Kutadgu Bilig Dizini Üzerine

Arat'ın çalışmaları arasında Kutadgu Bilig'in üç nüshasına dayanan karşılaştırmalı metin yayını ve çevirisi sanırım onu en uzun süre uğraştıran çalışmalar olmuştur. Kendisi bu çalışmalarına daha hocası Willy Bang Kaup hayattayken (yani 1934'ten önce) başladığını yazıyor. Çeviri cildi ilk kez 1959'da basıldığına göre Arat'ın KB üzerinde 25 yıla yakın çalıştığı anlaşılıyor. Ölümünden 15 yıl sonra kendi öğrencisi olan meslektaşlarımızın yayınladığı dizinin önsözünde Muharrem Ergin, Arat'ın sağlığında metnin fişlerini hazırladığım, alfabe sırasına koyduğunu, ancak maddelerin düzenlenmesi ve maddebaşlarına anlam verilmesi işinin birkaç denemeden ibaret kalmış olduğunu bildiriyor.

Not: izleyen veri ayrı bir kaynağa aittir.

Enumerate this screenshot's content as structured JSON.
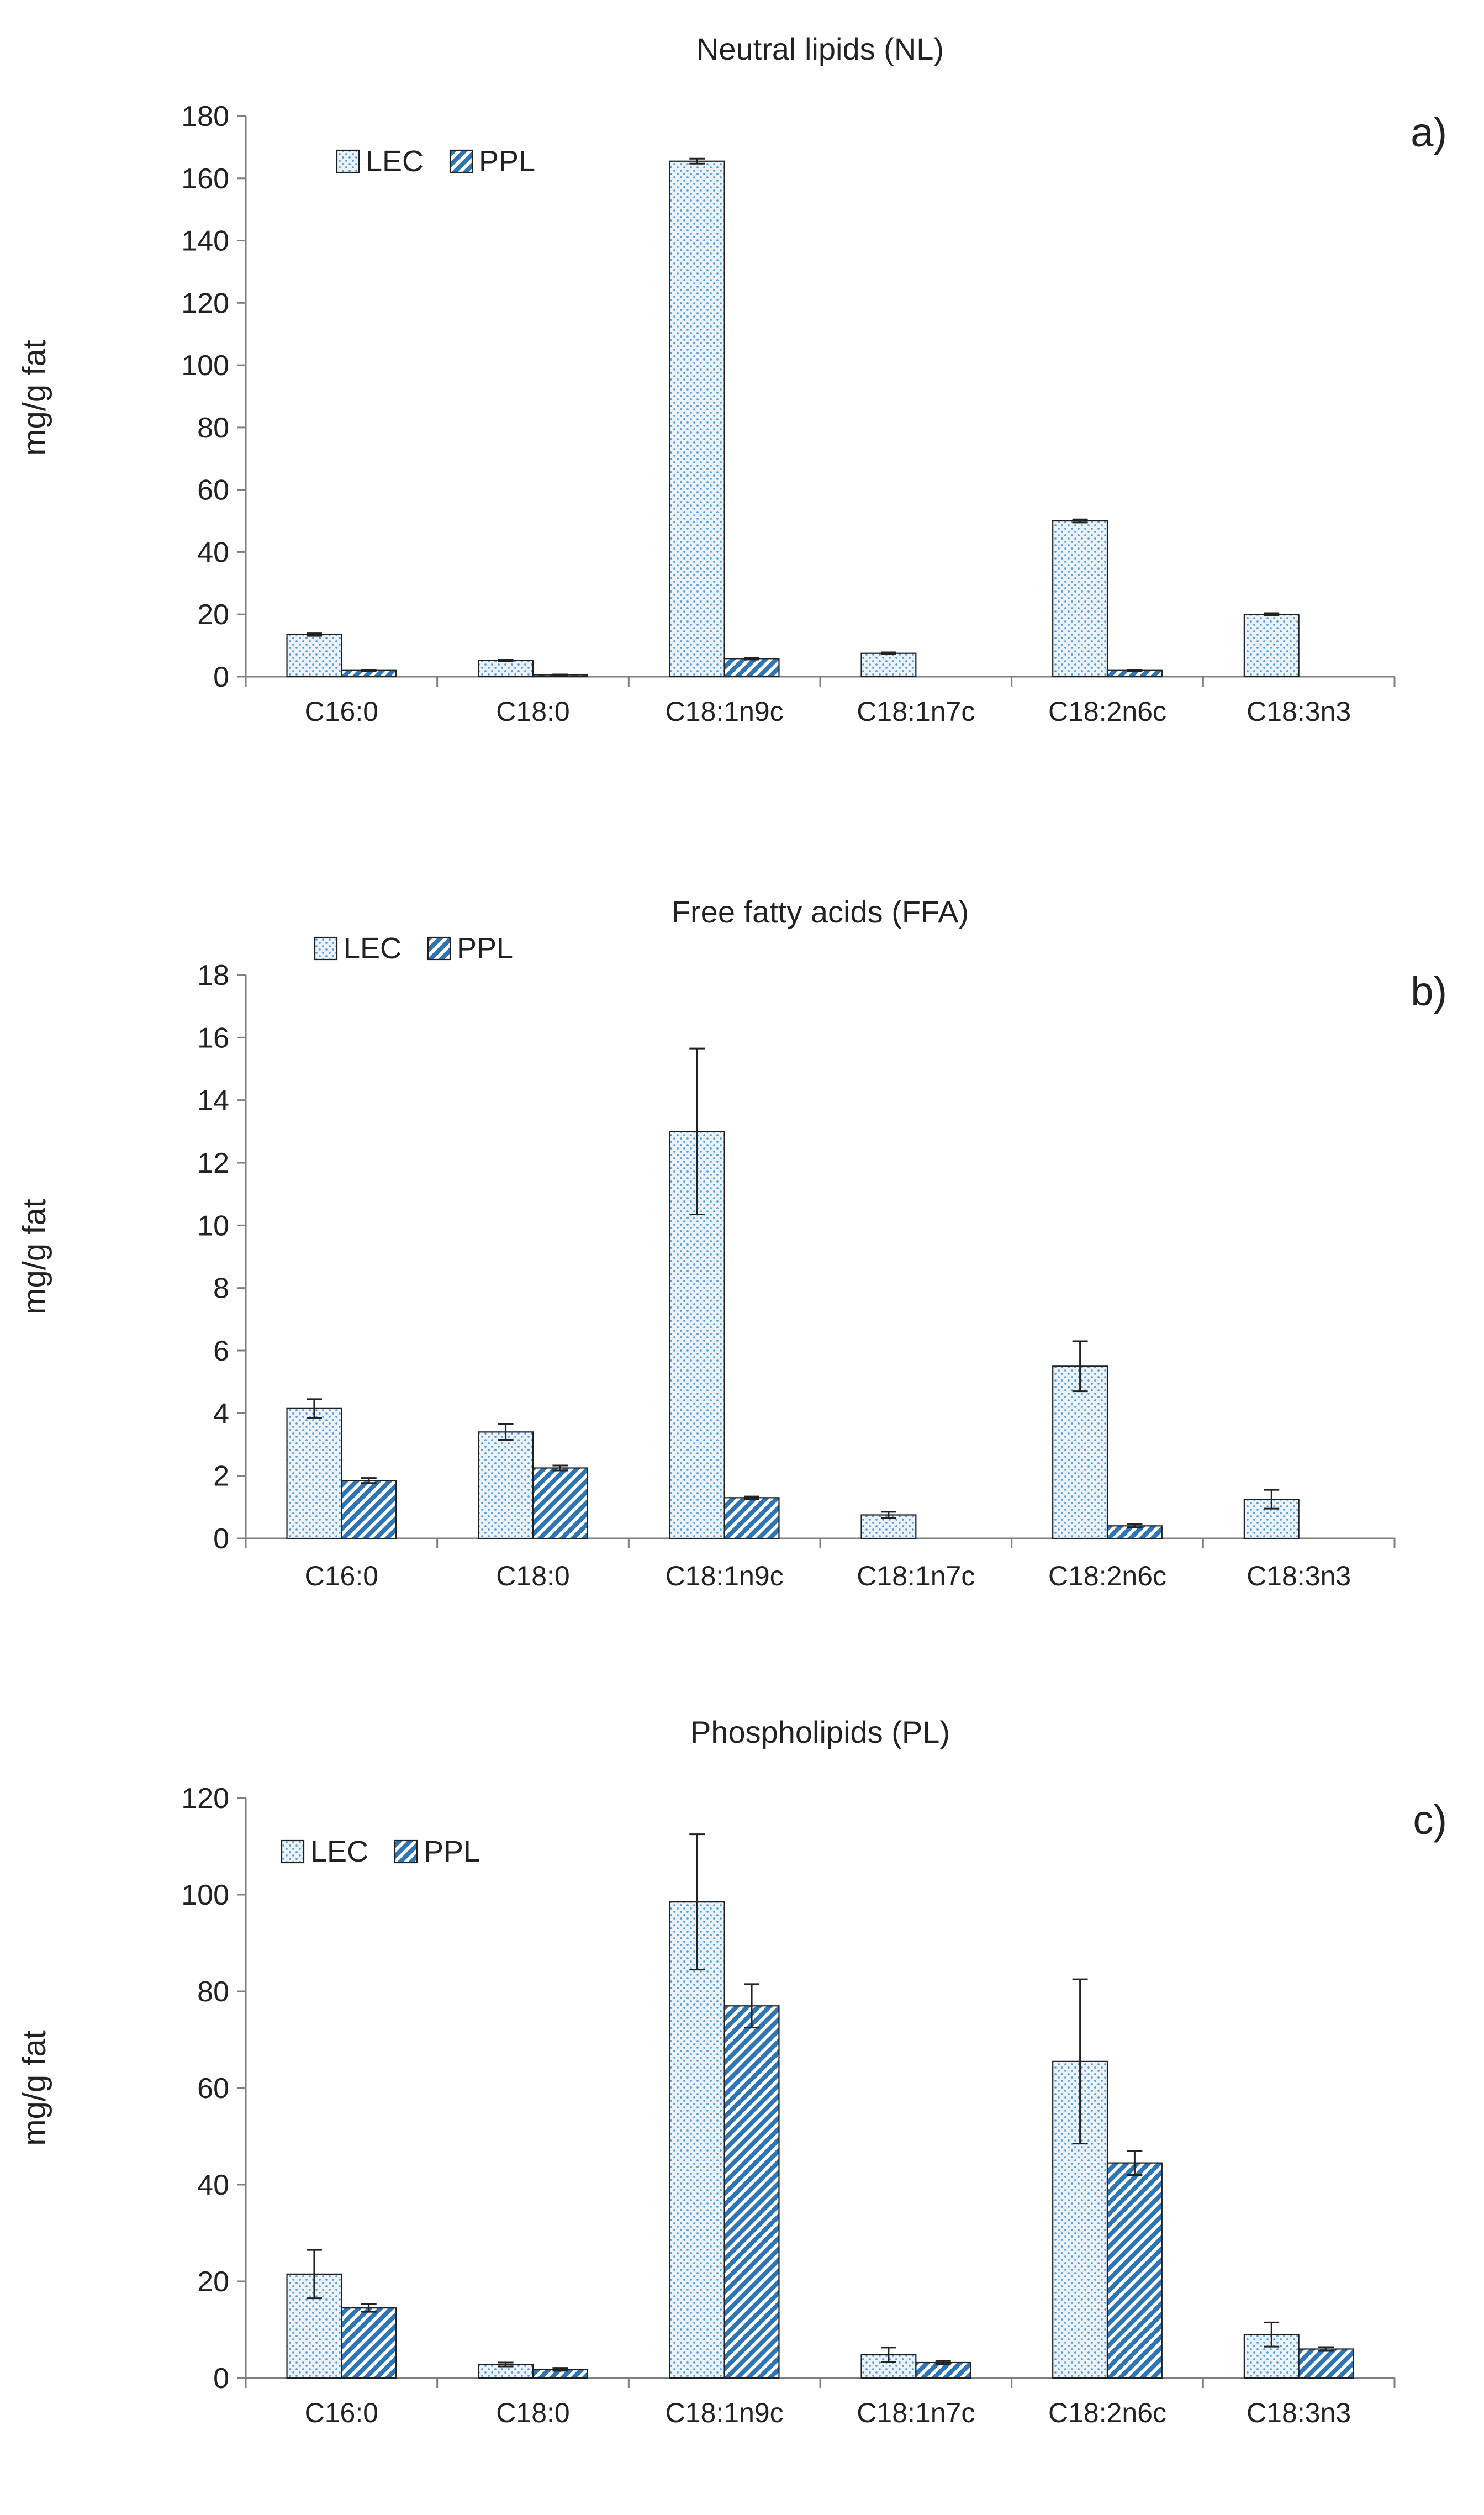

Bu fişler üzerinde dizini yayınlayanların denetiminde yaptırılan öğrenci mezuniyet tezlerinin sonradan bir kez daha gözden geçirilip denetlenmesi ve düzeltilmesi sonucu ortaya Arat'ın adıyla yayınlanan dizin cildi çıkmıştır. Bu dizini Arat kendisi bitirebilse, hele Uygurca metinlerde ve Atebetül-hakayık'ta yaptığı gibi notlarını ve açıklamalarını da yazıp yayınlayabilseydi, Türk filolojisi pek yararlı bir çalışma daha kazanmış olurdu. KB metni yaklaşık 68.000 sözcükten oluşmaktadır. Bunca sözcüğü 2861 maddebaşında toplayarak belli bir düzene göre sıraya koymak ve anlam vermek kolay bir iş değildir. Bu güç işi üzerlerine alan meslektaşlarımıza teşekkür borçluyuz. Gerçekte Arat'ın yalnız teknik hazırlıkların bir kısmını yaptığı bu dizini kitap durumuna getirdikten sonra, hocalarına saygılarını dile getirmek üzere yazar adı olarak onun adını göstermeleri, kendilerini ise "neşre hazırlayanlar" diye alçakgönüllülükle geriye çekmiş olmaları da takdire değer bir davranıştır. Kuşkusuz, yaşamı boyunca titiz çalışmanın pek güzel örneklerini vermiş olan hocalarının adıyla bu kitabı yayınlarken gerekli özeni yeterince göstermiş olsalardı, kazanacakları takdir daha da büyük olacaktı. Aşağıda gösterileceği gibi KB dizininde düzeltilmesi gereken epeyce nokta bulunmaktadır. Yine de bu dizin, özellikle ileride KB'in söz varlığı üzerine yapılacak başka çalışmalar için yararlı olacaktır. Ayrıca verilerin bulunmasında büyük ölçüde kolaylık sağlamaktadır, ancak dikkatle kullanılması gerekir.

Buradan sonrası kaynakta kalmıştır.